Pretty lingering spice and alcoholic tingle on the tongue stay behind once the liquid has gone. Almost coming full circle, that leathery note kinda returns as the last profile note.
What a rounded whisky. It has such a deep colour too, with the first fill sherry cask doing some fine work there. You’d think that there’d be some long heritage within the blend to be getting colours that dark but apparently it’s all down to the final sherry housing. Lots of flavours come out of this whisky but they take their time to make an appearance too, proving itself to be really well composed blend. It has taken some skill to capture all of those rich flavours without one being overly robust or overpowering. A really good whisky actually. It really smells of quality. In fact, I really got to take my time smelling it. Once I found out the component parts I was actually a bit surprised that it wasn’t going to be peatier actually with those Islay and Orkney constituents and the smoke just plays one of the many supporting characters here in the cast. I don’t normally talk about the packaging, but the whole look and feel of the packaging is great. It really stands out, whilst the old style 1930s travel poster somehow totally seem to fit modern times – it brings a touch of class. Definitely a top end blended malt. And it would have to be at £50 a bottle. If a full sized bottle of this makes its way onto my shelf – and I am seriously contemplating it – I’d be a bit concerned about just how quickly I’d be burning through that £50 too. I love the reference to this being their Maiden Voyage and I saw a talk by Keith Bonnington at the Summerton whisky festival (where this sample came from) and he is bursting with enthusiasm and ideas for the future, including an upcoming line of indie bottling of single malts (Caol Ila potentially being the first) and with a whole history of Scottish coastal memorabilia the marketing is already available.
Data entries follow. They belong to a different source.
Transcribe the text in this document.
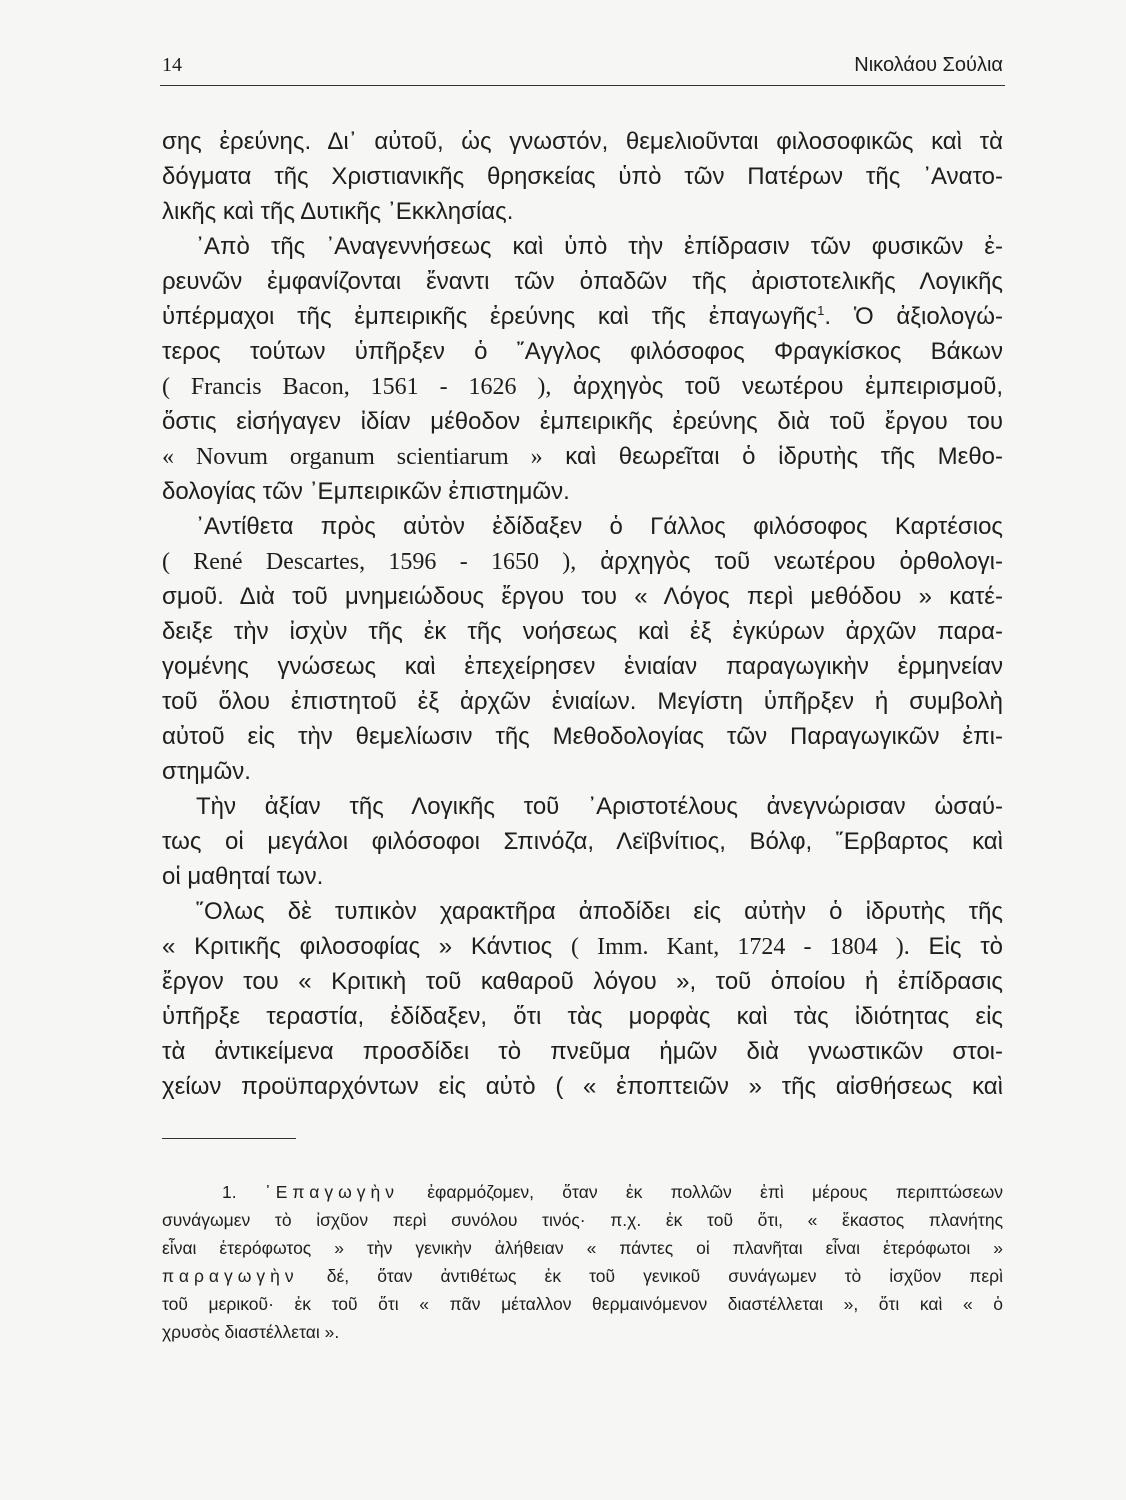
14	Νικολάου Σούλια
σης ἐρεύνης. Δι᾽ αὐτοῦ, ὡς γνωστόν, θεμελιοῦνται φιλοσοφικῶς καὶ τὰ
δόγματα τῆς Χριστιανικῆς θρησκείας ὑπὸ τῶν Πατέρων τῆς ᾽Ανατο-
λικῆς καὶ τῆς Δυτικῆς ᾽Εκκλησίας.
᾽Απὸ τῆς ᾽Αναγεννήσεως καὶ ὑπὸ τὴν ἐπίδρασιν τῶν φυσικῶν ἐ-
ρευνῶν ἐμφανίζονται ἔναντι τῶν ὀπαδῶν τῆς ἀριστοτελικῆς Λογικῆς
ὑπέρμαχοι τῆς ἐμπειρικῆς ἐρεύνης καὶ τῆς ἐπαγωγῆς$^1$. Ὁ ἀξιολογώ-
τερος τούτων ὑπῆρξεν ὁ ῎Αγγλος φιλόσοφος Φραγκίσκος Βάκων
( Francis Bacon, 1561 - 1626 ), ἀρχηγὸς τοῦ νεωτέρου ἐμπειρισμοῦ,
ὅστις εἰσήγαγεν ἰδίαν μέθοδον ἐμπειρικῆς ἐρεύνης διὰ τοῦ ἔργου του
« Novum organum scientiarum » καὶ θεωρεῖται ὁ ἱδρυτὴς τῆς Μεθο-
δολογίας τῶν ᾽Εμπειρικῶν ἐπιστημῶν.
᾽Αντίθετα πρὸς αὐτὸν ἐδίδαξεν ὁ Γάλλος φιλόσοφος Καρτέσιος
( René Descartes, 1596 - 1650 ), ἀρχηγὸς τοῦ νεωτέρου ὀρθολογι-
σμοῦ. Διὰ τοῦ μνημειώδους ἔργου του « Λόγος περὶ μεθόδου » κατέ-
δειξε τὴν ἰσχὺν τῆς ἐκ τῆς νοήσεως καὶ ἐξ ἐγκύρων ἀρχῶν παρα-
γομένης γνώσεως καὶ ἐπεχείρησεν ἑνιαίαν παραγωγικὴν ἑρμηνείαν
τοῦ ὅλου ἐπιστητοῦ ἐξ ἀρχῶν ἑνιαίων. Μεγίστη ὑπῆρξεν ἡ συμβολὴ
αὐτοῦ εἰς τὴν θεμελίωσιν τῆς Μεθοδολογίας τῶν Παραγωγικῶν ἐπι-
στημῶν.
Τὴν ἀξίαν τῆς Λογικῆς τοῦ ᾽Αριστοτέλους ἀνεγνώρισαν ὡσαύ-
τως οἱ μεγάλοι φιλόσοφοι Σπινόζα, Λεϊβνίτιος, Βόλφ, ῞Ερβαρτος καὶ
οἱ μαθηταί των.
῞Ολως δὲ τυπικὸν χαρακτῆρα ἀποδίδει εἰς αὐτὴν ὁ ἱδρυτὴς τῆς
« Κριτικῆς φιλοσοφίας » Κάντιος ( Imm. Kant, 1724 - 1804 ). Εἰς τὸ
ἔργον του « Κριτικὴ τοῦ καθαροῦ λόγου », τοῦ ὁποίου ἡ ἐπίδρασις
ὑπῆρξε τεραστία, ἐδίδαξεν, ὅτι τὰς μορφὰς καὶ τὰς ἰδιότητας εἰς
τὰ ἀντικείμενα προσδίδει τὸ πνεῦμα ἡμῶν διὰ γνωστικῶν στοι-
χείων προϋπαρχόντων εἰς αὐτὸ ( « ἐποπτειῶν » τῆς αἰσθήσεως καὶ
1. ᾽Επαγωγὴν ἐφαρμόζομεν, ὅταν ἐκ πολλῶν ἐπὶ μέρους περιπτώσεων
συνάγωμεν τὸ ἰσχῦον περὶ συνόλου τινός· π.χ. ἐκ τοῦ ὅτι, « ἕκαστος πλανήτης
εἶναι ἑτερόφωτος » τὴν γενικὴν ἀλήθειαν « πάντες οἱ πλανῆται εἶναι ἑτερόφωτοι »
παραγωγὴν δέ, ὅταν ἀντιθέτως ἐκ τοῦ γενικοῦ συνάγωμεν τὸ ἰσχῦον περὶ
τοῦ μερικοῦ· ἐκ τοῦ ὅτι « πᾶν μέταλλον θερμαινόμενον διαστέλλεται », ὅτι καὶ « ὁ
χρυσὸς διαστέλλεται ».
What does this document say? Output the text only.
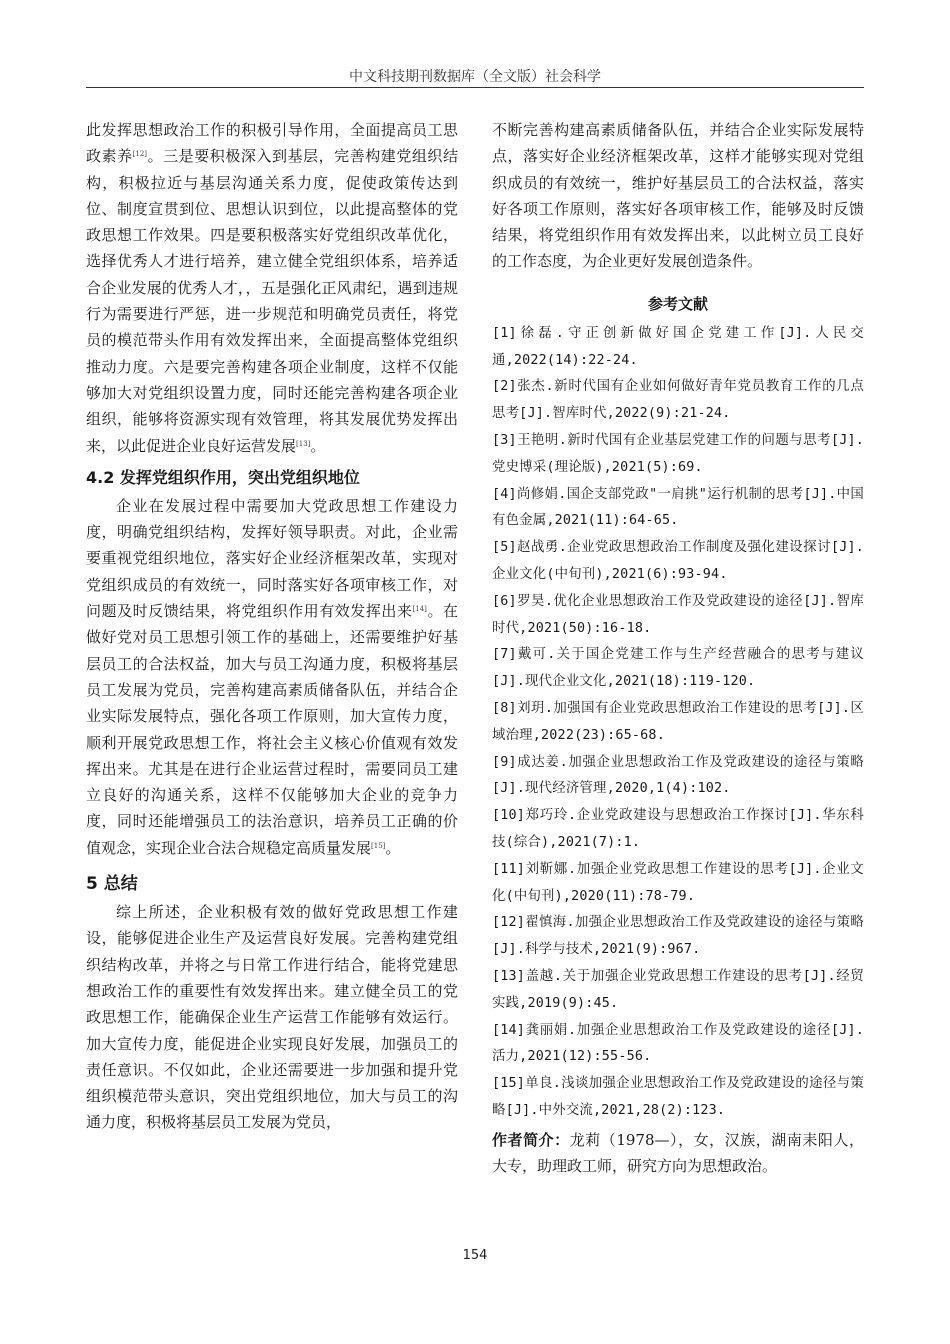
中文科技期刊数据库（全文版）社会科学

此发挥思想政治工作的积极引导作用，全面提高员工思政素养[12]。三是要积极深入到基层，完善构建党组织结构，积极拉近与基层沟通关系力度，促使政策传达到位、制度宣贯到位、思想认识到位，以此提高整体的党政思想工作效果。四是要积极落实好党组织改革优化，选择优秀人才进行培养，建立健全党组织体系，培养适合企业发展的优秀人才，，五是强化正风肃纪，遇到违规行为需要进行严惩，进一步规范和明确党员责任，将党员的模范带头作用有效发挥出来，全面提高整体党组织推动力度。六是要完善构建各项企业制度，这样不仅能够加大对党组织设置力度，同时还能完善构建各项企业组织，能够将资源实现有效管理，将其发展优势发挥出来，以此促进企业良好运营发展[13]。

4.2 发挥党组织作用，突出党组织地位

企业在发展过程中需要加大党政思想工作建设力度，明确党组织结构，发挥好领导职责。对此，企业需要重视党组织地位，落实好企业经济框架改革，实现对党组织成员的有效统一，同时落实好各项审核工作，对问题及时反馈结果，将党组织作用有效发挥出来[14]。在做好党对员工思想引领工作的基础上，还需要维护好基层员工的合法权益，加大与员工沟通力度，积极将基层员工发展为党员，完善构建高素质储备队伍，并结合企业实际发展特点，强化各项工作原则，加大宣传力度，顺利开展党政思想工作，将社会主义核心价值观有效发挥出来。尤其是在进行企业运营过程时，需要同员工建立良好的沟通关系，这样不仅能够加大企业的竞争力度，同时还能增强员工的法治意识，培养员工正确的价值观念，实现企业合法合规稳定高质量发展[15]。

5 总结

综上所述，企业积极有效的做好党政思想工作建设，能够促进企业生产及运营良好发展。完善构建党组织结构改革，并将之与日常工作进行结合，能将党建思想政治工作的重要性有效发挥出来。建立健全员工的党政思想工作，能确保企业生产运营工作能够有效运行。加大宣传力度，能促进企业实现良好发展，加强员工的责任意识。不仅如此，企业还需要进一步加强和提升党组织模范带头意识，突出党组织地位，加大与员工的沟通力度，积极将基层员工发展为党员，

不断完善构建高素质储备队伍，并结合企业实际发展特点，落实好企业经济框架改革，这样才能够实现对党组织成员的有效统一，维护好基层员工的合法权益，落实好各项工作原则，落实好各项审核工作，能够及时反馈结果，将党组织作用有效发挥出来，以此树立员工良好的工作态度，为企业更好发展创造条件。

参考文献
[1]徐磊.守正创新做好国企党建工作[J].人民交通,2022(14):22-24.
[2]张杰.新时代国有企业如何做好青年党员教育工作的几点思考[J].智库时代,2022(9):21-24.
[3]王艳明.新时代国有企业基层党建工作的问题与思考[J].党史博采(理论版),2021(5):69.
[4]尚修娟.国企支部党政"一肩挑"运行机制的思考[J].中国有色金属,2021(11):64-65.
[5]赵战勇.企业党政思想政治工作制度及强化建设探讨[J].企业文化(中旬刊),2021(6):93-94.
[6]罗昊.优化企业思想政治工作及党政建设的途径[J].智库时代,2021(50):16-18.
[7]戴可.关于国企党建工作与生产经营融合的思考与建议[J].现代企业文化,2021(18):119-120.
[8]刘玥.加强国有企业党政思想政治工作建设的思考[J].区域治理,2022(23):65-68.
[9]成达姜.加强企业思想政治工作及党政建设的途径与策略[J].现代经济管理,2020,1(4):102.
[10]郑巧玲.企业党政建设与思想政治工作探讨[J].华东科技(综合),2021(7):1.
[11]刘靳娜.加强企业党政思想工作建设的思考[J].企业文化(中旬刊),2020(11):78-79.
[12]翟慎海.加强企业思想政治工作及党政建设的途径与策略[J].科学与技术,2021(9):967.
[13]盖越.关于加强企业党政思想工作建设的思考[J].经贸实践,2019(9):45.
[14]龚丽娟.加强企业思想政治工作及党政建设的途径[J].活力,2021(12):55-56.
[15]单良.浅谈加强企业思想政治工作及党政建设的途径与策略[J].中外交流,2021,28(2):123.
作者简介：龙莉（1978—），女，汉族，湖南耒阳人，大专，助理政工师，研究方向为思想政治。
154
Exciting stuff and definitely a fantastic start to their journey.
Sample disclosure: This sample was received as part of the Summerton Virtual Whisky Festival tasting pack that came with the ticket to the event. A well organised event with great drams and contributions from the whisky makers and fans alike. All notes here are intended as an honest, fair and independent review of the whisky itself and not as a promotion. Please drink responsibly, and most importantly, wisely.